For the BEACON trial itself, "there was no companion diagnostic, but obviously that will be part of [future] regulatory steps" in the commercial setting, Kopetz said.
In the trial, BRAF mutation testing was done with approaches being used in clinical practice at the participating center — most often next-generation sequencing panel assays — followed by central confirmation of the BRAF V600E status.
Though the primary outcome for the BEACON trial has been met, the team expects to do additional analyses on the Phase III trial data as it matures to get a better handle on the magnitude of benefit for the combined treatments.
Kopetz noted that there is also interest in looking at a similar treatment regimen in the first- or second-line treatment settings.
The ANCHOR-CRC trial is currently recruiting untreated individuals with BRAF V600E-mutated metastatic CRC for a Phase II trial of first-line encorafenib, binimetinib, and cetuximab treatment. So far, trials in primary BRAF-mutated CRCs have been discussed, though none are in the works or announced yet, Kopetz noted.

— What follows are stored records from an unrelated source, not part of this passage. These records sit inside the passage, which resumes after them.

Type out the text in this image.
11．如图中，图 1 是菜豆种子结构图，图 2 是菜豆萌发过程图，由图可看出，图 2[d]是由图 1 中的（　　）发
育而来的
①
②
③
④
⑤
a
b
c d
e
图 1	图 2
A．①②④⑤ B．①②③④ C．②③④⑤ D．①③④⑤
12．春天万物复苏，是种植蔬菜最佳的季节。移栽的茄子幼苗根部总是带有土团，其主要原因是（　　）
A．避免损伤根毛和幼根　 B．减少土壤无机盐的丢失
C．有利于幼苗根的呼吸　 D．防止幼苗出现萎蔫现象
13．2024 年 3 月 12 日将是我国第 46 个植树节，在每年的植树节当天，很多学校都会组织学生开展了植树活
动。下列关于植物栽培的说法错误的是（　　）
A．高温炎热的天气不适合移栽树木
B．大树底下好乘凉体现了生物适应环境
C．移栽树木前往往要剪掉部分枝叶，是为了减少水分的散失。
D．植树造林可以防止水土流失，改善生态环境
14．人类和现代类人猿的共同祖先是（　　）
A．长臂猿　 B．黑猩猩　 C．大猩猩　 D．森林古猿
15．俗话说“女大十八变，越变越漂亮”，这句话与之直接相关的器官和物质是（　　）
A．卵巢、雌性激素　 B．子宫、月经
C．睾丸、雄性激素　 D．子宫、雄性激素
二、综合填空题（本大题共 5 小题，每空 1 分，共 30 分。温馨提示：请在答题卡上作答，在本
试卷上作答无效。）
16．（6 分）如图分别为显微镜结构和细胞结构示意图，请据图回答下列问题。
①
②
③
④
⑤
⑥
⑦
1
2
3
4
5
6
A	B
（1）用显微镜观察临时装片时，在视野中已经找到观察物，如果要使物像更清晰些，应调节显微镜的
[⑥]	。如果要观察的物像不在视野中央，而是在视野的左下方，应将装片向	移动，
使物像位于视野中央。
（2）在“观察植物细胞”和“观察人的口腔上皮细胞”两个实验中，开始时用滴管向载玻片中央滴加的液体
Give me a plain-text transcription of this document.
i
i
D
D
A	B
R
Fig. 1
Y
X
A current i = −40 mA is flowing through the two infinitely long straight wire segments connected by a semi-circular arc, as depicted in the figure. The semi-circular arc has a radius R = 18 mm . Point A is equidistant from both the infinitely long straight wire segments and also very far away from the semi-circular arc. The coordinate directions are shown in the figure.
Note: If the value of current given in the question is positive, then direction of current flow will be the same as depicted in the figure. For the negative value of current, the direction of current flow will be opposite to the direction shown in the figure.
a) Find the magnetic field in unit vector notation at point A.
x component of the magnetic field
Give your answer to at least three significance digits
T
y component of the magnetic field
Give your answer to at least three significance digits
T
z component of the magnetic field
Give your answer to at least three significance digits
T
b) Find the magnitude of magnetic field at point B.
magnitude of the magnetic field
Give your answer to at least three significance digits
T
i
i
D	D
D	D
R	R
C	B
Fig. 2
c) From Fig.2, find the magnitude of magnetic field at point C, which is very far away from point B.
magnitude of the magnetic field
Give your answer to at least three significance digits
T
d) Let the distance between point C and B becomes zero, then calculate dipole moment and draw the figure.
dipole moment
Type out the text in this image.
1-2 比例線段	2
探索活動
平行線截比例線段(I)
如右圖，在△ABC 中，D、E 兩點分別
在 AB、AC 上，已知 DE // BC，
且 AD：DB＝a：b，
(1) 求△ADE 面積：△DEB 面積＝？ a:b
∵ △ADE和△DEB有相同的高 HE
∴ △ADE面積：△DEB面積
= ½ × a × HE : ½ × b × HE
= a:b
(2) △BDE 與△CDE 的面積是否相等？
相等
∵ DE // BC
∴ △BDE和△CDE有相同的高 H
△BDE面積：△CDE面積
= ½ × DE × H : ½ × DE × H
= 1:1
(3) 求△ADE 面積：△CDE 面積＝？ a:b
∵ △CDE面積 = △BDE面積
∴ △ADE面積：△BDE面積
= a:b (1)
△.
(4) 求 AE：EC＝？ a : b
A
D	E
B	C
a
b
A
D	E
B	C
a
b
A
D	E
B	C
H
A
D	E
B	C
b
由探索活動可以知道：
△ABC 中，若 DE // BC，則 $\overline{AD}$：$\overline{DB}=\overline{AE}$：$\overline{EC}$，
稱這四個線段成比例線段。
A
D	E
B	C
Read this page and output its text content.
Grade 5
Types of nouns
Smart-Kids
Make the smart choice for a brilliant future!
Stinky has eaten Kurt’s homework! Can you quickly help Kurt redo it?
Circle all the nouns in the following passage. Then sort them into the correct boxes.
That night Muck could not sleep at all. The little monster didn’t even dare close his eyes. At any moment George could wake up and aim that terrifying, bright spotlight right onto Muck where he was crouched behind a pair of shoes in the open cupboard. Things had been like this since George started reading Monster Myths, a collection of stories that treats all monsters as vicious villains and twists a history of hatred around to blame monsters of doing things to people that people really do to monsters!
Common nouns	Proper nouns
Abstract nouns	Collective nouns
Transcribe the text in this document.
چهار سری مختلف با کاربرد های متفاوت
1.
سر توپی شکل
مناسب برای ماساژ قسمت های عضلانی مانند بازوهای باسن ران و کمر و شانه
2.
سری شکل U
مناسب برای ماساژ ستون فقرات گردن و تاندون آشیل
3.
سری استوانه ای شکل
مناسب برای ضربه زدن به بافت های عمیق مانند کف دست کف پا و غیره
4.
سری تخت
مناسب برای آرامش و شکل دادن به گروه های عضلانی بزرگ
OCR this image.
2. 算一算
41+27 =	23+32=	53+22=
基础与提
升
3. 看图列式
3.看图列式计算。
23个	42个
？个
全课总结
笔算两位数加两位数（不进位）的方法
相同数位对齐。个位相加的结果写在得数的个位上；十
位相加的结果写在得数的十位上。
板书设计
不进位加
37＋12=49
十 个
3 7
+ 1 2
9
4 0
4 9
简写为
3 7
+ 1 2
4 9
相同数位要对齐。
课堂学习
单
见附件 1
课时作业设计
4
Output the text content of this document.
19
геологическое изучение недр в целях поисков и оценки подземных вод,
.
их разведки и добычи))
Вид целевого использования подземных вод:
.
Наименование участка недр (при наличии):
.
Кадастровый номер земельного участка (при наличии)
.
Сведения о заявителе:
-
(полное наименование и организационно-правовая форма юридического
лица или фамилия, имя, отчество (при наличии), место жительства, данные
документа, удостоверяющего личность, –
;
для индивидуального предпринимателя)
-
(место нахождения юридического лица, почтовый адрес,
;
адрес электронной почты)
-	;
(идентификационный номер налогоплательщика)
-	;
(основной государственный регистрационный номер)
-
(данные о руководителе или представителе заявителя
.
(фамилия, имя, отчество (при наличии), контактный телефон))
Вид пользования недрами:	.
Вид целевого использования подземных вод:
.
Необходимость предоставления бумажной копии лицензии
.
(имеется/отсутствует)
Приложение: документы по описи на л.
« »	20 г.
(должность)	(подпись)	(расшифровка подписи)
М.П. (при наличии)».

"At present, targeted therapy should probably be limited to the patient group treated in the BEACON CRC trial, who had progressed after one or two previous lines of chemotherapy," Andres Cervantes, head of medical oncology at the University Hospital in Valencia, Spain, a BEACON study location, said in a statement.
"However," Cervantes said, "it is important that we investigate its use in other settings where more patients with BRAF mutations may also benefit, including those with less advanced metastatic disease and possibly in the adjuvant setting after primary surgery with curative intent."